Finti bancario e poliziotto al telefono, anziana consegna oro e gioielli: 20enne arrestato a Carpi


Finti bancario e poliziotto al telefono, anziana consegna oro e gioielli: 20enne arrestato a Carpi

Ancora una truffa ai danni di una persona anziana nel carpigiano, ancora il collaudato copione del finto operatore bancario e del finto poliziotto. Questa volta, però, il piano è stato sventato grazie alla prontezza della figlia della vittima e all'aiuto di un passante, che hanno permesso agli agenti del Commissariato di Pubblica Sicurezza di Carpi di fermare il responsabile.

Il fatto risale al 7 agosto scorso, quando una signora anziana residente a Carpi ha ricevuto una telefonata da un sedicente operatore bancario. L'uomo, con tono allarmato, l'ha informata di movimenti sospetti sul suo conto corrente, per poi passare la linea a un presunto agente di polizia. I due, orchestrando la messinscena, hanno convinto la donna a effettuare un bonifico da 6.800 euro e, subito dopo, a raccogliere tutti i monili in oro e gli oggetti di valore in suo possesso per consegnarli a un agente in abiti civili che si sarebbe presentato di lì a poco.

La trappola e l'inseguimento

Pochi minuti dopo la telefonata, un giovane di 20 anni si è effettivamente presentato alla porta dell'anziana, che gli ha affidato tutti i suoi gioielli convinta di stare collaborando con le forze dell'ordine. È stato quel lasso di tempo a fare la differenza: la figlia della vittima, recatasi dalla madre proprio in quel frangente, ha capito immediatamente cosa stava accadendo e si è lanciata all'inseguimento del ragazzo. Grazie all'intervento di un passante, che non ha esitato a dare manforte, il ventenne è stato bloccato prima di poter far perdere le proprie tracce.

L'intervento della Polizia

Sul posto sono intervenuti gli agenti del Commissariato di Carpi, allertati tramite la linea di emergenza 112 NUE da un cittadino che aveva notato un uomo scappare dall'appartamento. Il ventenne è stato fermato e identificato, e nella sua disponibilità gli operatori hanno rinvenuto la serie di monili in oro e oggetti di valore risultati di proprietà della vittima. Sulla base delle testimonianze raccolte e degli immediati accertamenti, gli agenti hanno ricostruito l'intera dinamica della truffa e proceduto all'arresto per truffa aggravata.

La convalida e la custodia cautelare

Nella giornata del 10 agosto, il Giudice per le Indagini Preliminari del Tribunale di Modena ha convalidato l'arresto e ha disposto per l'indagato la misura della custodia cautelare in carcere. Si rammenta che l'indagato è da considerarsi presunto innocente fino alla sentenza di condanna irrevocabile.

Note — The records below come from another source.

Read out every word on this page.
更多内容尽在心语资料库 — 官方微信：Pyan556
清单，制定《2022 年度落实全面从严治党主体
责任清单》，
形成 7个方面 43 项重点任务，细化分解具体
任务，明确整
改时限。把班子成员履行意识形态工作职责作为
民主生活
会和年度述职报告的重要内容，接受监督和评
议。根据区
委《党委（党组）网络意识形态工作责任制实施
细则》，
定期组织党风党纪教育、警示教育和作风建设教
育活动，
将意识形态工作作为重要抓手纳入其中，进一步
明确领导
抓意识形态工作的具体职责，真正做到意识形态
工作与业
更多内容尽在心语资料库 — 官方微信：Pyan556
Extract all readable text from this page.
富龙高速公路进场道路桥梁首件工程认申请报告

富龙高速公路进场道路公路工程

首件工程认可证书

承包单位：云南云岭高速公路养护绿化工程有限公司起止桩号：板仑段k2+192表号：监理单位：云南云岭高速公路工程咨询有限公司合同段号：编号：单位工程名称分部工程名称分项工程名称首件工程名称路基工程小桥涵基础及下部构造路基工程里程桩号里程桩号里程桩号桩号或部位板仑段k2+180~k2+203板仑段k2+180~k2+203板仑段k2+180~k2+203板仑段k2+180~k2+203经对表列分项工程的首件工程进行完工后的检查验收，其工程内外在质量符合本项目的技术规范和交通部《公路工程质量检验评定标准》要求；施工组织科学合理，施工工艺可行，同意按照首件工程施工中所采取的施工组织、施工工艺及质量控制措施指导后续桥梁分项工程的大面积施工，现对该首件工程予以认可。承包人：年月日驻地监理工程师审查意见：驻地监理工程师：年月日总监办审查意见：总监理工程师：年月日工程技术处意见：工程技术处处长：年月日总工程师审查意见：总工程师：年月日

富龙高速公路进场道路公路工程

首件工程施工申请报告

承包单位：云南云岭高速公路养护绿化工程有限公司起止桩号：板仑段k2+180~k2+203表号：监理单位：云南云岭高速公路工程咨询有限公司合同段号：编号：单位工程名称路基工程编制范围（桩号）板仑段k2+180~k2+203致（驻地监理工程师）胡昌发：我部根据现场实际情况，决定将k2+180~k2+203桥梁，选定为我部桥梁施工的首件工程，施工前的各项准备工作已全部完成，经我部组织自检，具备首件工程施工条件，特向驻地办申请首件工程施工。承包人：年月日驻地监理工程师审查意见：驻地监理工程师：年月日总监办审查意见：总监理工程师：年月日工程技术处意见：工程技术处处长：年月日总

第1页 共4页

Un fenomeno che non si ferma

L'episodio si inserisce in una scia di raggiri analoghi che continuano a colpire il territorio modenese. Solo nelle scorse settimane, sempre nel carpigiano, la Polizia di Stato aveva denunciato tre persone per un furto con destrezza ai danni di un'anziana, alla quale erano state sfilate le collanine d'oro con la scusa di promuovere l'apertura di una nuova palestra. A maggio, i Carabinieri avevano fermato un finto maresciallo che aveva messo a segno una truffa con modalità simili, sempre nel Modenese. Le forze dell'ordine rinnovano l'appello a non fidarsi di chi, al telefono o alla porta, si qualifica come appartenente alle forze di polizia o a istituti bancari chiedendo denaro o oggetti di valore: nessun operatore o agente opera in questo modo.